I pointed toward one of the four towering spotlight stanchions. A narrow metallic ladder ran up its side, intended for maintenance crews to reach the bulbs.

"I can do that!" a lanky youth volunteered immediately. I watched him scramble toward the ladder. He was acting on a smart, albeit selfish, instinct. Being twenty meters in the air would grant him total immunity against any ground-based threat. Another potential survivor, I noted. At least he has the sense to seek the high ground.
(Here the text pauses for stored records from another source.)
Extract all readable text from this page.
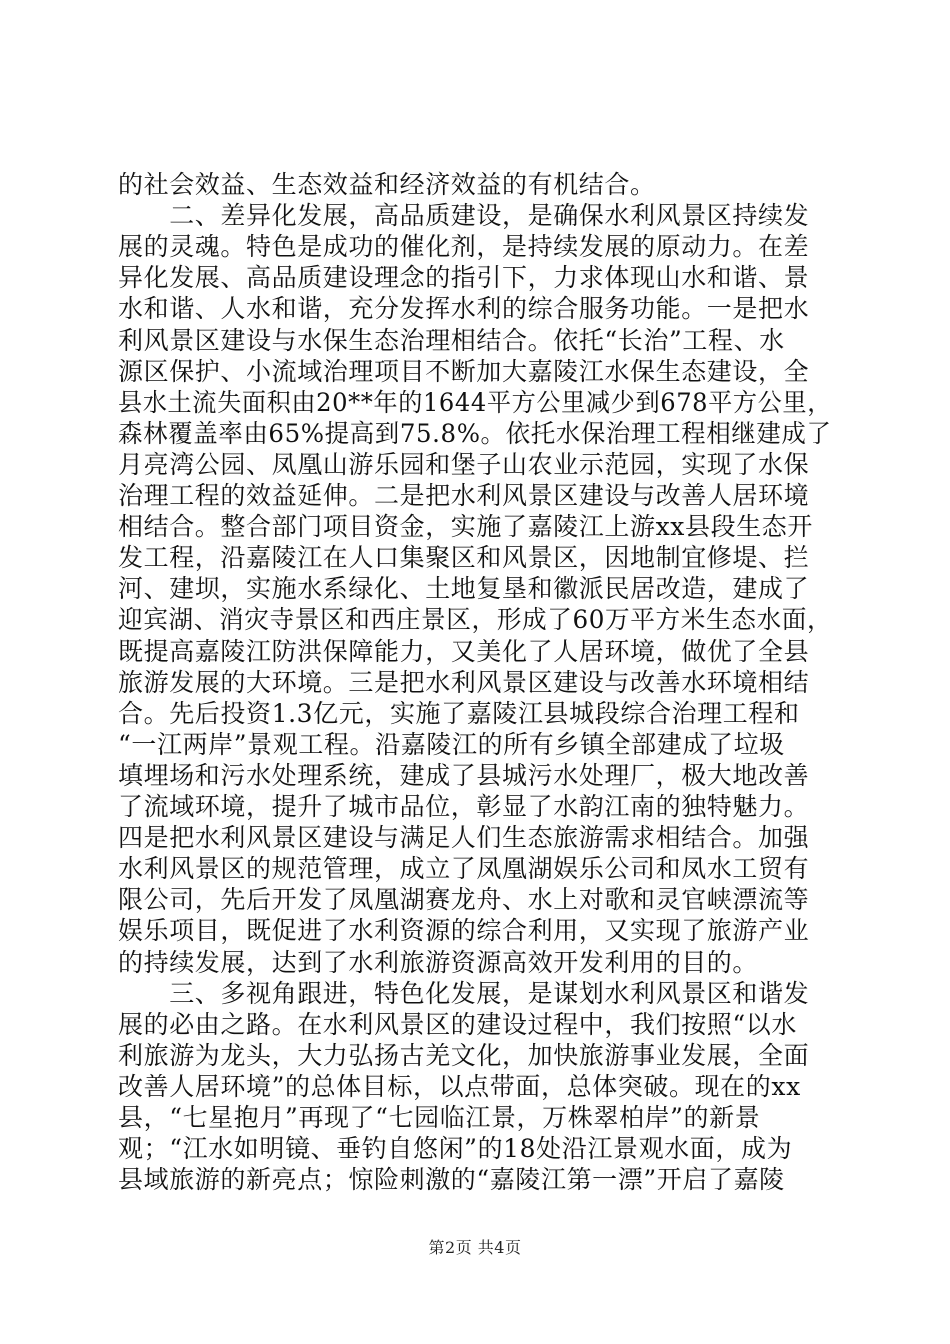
的社会效益、生态效益和经济效益的有机结合。
　　二、差异化发展，高品质建设，是确保水利风景区持续发
展的灵魂。特色是成功的催化剂，是持续发展的原动力。在差
异化发展、高品质建设理念的指引下，力求体现山水和谐、景
水和谐、人水和谐，充分发挥水利的综合服务功能。一是把水
利风景区建设与水保生态治理相结合。依托“长治”工程、水
源区保护、小流域治理项目不断加大嘉陵江水保生态建设，全
县水土流失面积由20**年的1644平方公里减少到678平方公里，
森林覆盖率由65%提高到75.8%。依托水保治理工程相继建成了
月亮湾公园、凤凰山游乐园和堡子山农业示范园，实现了水保
治理工程的效益延伸。二是把水利风景区建设与改善人居环境
相结合。整合部门项目资金，实施了嘉陵江上游xx县段生态开
发工程，沿嘉陵江在人口集聚区和风景区，因地制宜修堤、拦
河、建坝，实施水系绿化、土地复垦和徽派民居改造，建成了
迎宾湖、消灾寺景区和西庄景区，形成了60万平方米生态水面，
既提高嘉陵江防洪保障能力，又美化了人居环境，做优了全县
旅游发展的大环境。三是把水利风景区建设与改善水环境相结
合。先后投资1.3亿元，实施了嘉陵江县城段综合治理工程和
“一江两岸”景观工程。沿嘉陵江的所有乡镇全部建成了垃圾
填埋场和污水处理系统，建成了县城污水处理厂，极大地改善
了流域环境，提升了城市品位，彰显了水韵江南的独特魅力。
四是把水利风景区建设与满足人们生态旅游需求相结合。加强
水利风景区的规范管理，成立了凤凰湖娱乐公司和凤水工贸有
限公司，先后开发了凤凰湖赛龙舟、水上对歌和灵官峡漂流等
娱乐项目，既促进了水利资源的综合利用，又实现了旅游产业
的持续发展，达到了水利旅游资源高效开发利用的目的。
　　三、多视角跟进，特色化发展，是谋划水利风景区和谐发
展的必由之路。在水利风景区的建设过程中，我们按照“以水
利旅游为龙头，大力弘扬古羌文化，加快旅游事业发展，全面
改善人居环境”的总体目标，以点带面，总体突破。现在的xx
县，“七星抱月”再现了“七园临江景，万株翠柏岸”的新景
观；“江水如明镜、垂钓自悠闲”的18处沿江景观水面，成为
县域旅游的新亮点；惊险刺激的“嘉陵江第一漂”开启了嘉陵
第2页 共4页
I watched as the rest of the group began dragging heavy rollers and metal bins toward the main gate and patching the gaps in the perimeter. The field was surrounded by a high chain-link fence topped with a thick, rope-like netting—a "backstop" designed to catch foul balls, not monsters. To these students, it looked like a wall. To the monsters, it was as flimsy as a spiderweb.

I didn't have the heart to tell them that even those who fortified themselves behind steel apartment doors during the first hour usually ended up as tinned meat. A single swipe from a Void-Hyena's claw could shear through reinforced plate like it was parchment. My real plan didn't rely on the fence; it relied on the light.
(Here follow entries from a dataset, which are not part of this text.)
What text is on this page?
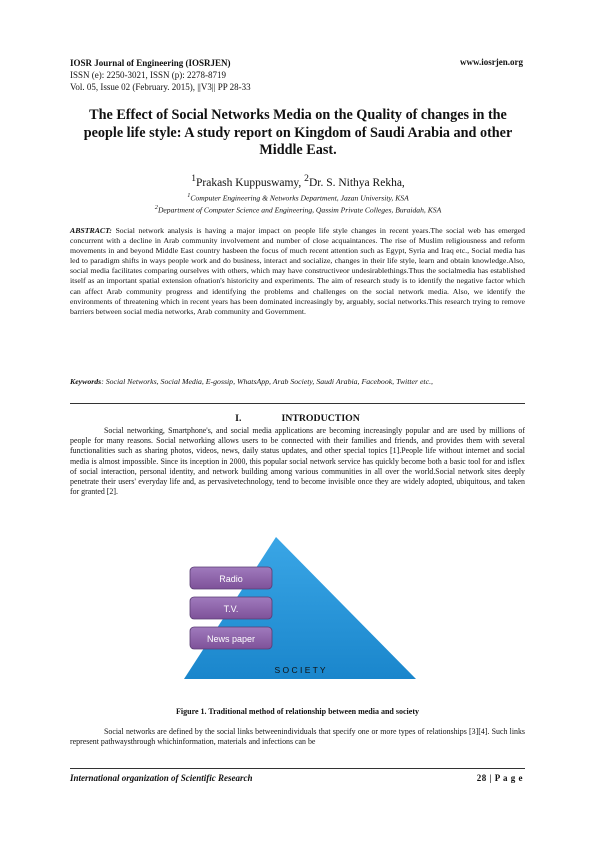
IOSR Journal of Engineering (IOSRJEN)
ISSN (e): 2250-3021, ISSN (p): 2278-8719
Vol. 05, Issue 02 (February. 2015), ||V3|| PP 28-33
www.iosrjen.org
The Effect of Social Networks Media on the Quality of changes in the people life style: A study report on Kingdom of Saudi Arabia and other Middle East.
$^1$Prakash Kuppuswamy, $^2$Dr. S. Nithya Rekha,
$^1$Computer Engineering & Networks Department, Jazan University, KSA
$^2$Department of Computer Science and Engineering, Qassim Private Colleges, Buraidah, KSA
ABSTRACT: Social network analysis is having a major impact on people life style changes in recent years.The social web has emerged concurrent with a decline in Arab community involvement and number of close acquaintances. The rise of Muslim religiousness and reform movements in and beyond Middle East country hasbeen the focus of much recent attention such as Egypt, Syria and Iraq etc., Social media has led to paradigm shifts in ways people work and do business, interact and socialize, changes in their life style, learn and obtain knowledge.Also, social media facilitates comparing ourselves with others, which may have constructiveor undesirablethings.Thus the socialmedia has established itself as an important spatial extension ofnation's historicity and experiments. The aim of research study is to identify the negative factor which can affect Arab community progress and identifying the problems and challenges on the social network media. Also, we identify the environments of threatening which in recent years has been dominated increasingly by, arguably, social networks.This research trying to remove barriers between social media networks, Arab community and Government.
Keywords: Social Networks, Social Media, E-gossip, WhatsApp, Arab Society, Saudi Arabia, Facebook, Twitter etc.,
I.	INTRODUCTION
Social networking, Smartphone's, and social media applications are becoming increasingly popular and are used by millions of people for many reasons. Social networking allows users to be connected with their families and friends, and provides them with several functionalities such as sharing photos, videos, news, daily status updates, and other special topics [1].People life without internet and social media is almost impossible. Since its inception in 2000, this popular social network service has quickly become both a basic tool for and isflex of social interaction, personal identity, and network building among various communities in all over the world.Social network sites deeply penetrate their users' everyday life and, as pervasivetechnology, tend to become invisible once they are widely adopted, ubiquitous, and taken for granted [2].
Radio
T.V.
News paper
S O C I E T Y
Figure 1. Traditional method of relationship between media and society
Social networks are defined by the social links betweenindividuals that specify one or more types of relationships [3][4]. Such links represent pathwaysthrough whichinformation, materials and infections can be
International organization of Scientific Research	28 | P a g e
These creatures were emerging from a world of perpetual twilight. Their eyes were hyper-sensitised to the dark, and the blinding radiance of the industrial spotlights would act as a physical barrier, searing their retinas and disorienting their senses. If they were desperate enough to leap into the light, I would make sure they didn't live to regret it.

However, the cost would be high. I looked around at the terrified, shaking youths. They had zero combat experience and even less resolve. I hesitated for a moment, debating whether to explain exactly where the Hyenas' weaknesses were.

In the end, I decided to stay silent. If I knew too much too soon, I would become an object of fear rather than a leader. It was better to wait until the first monster breached the perimeter. I would strike the killing blow, and then I would "discover" the weakness in the heat of the moment. Humans loved to believe in luck and instinct; it was much more comforting than the truth of a calculated massacre.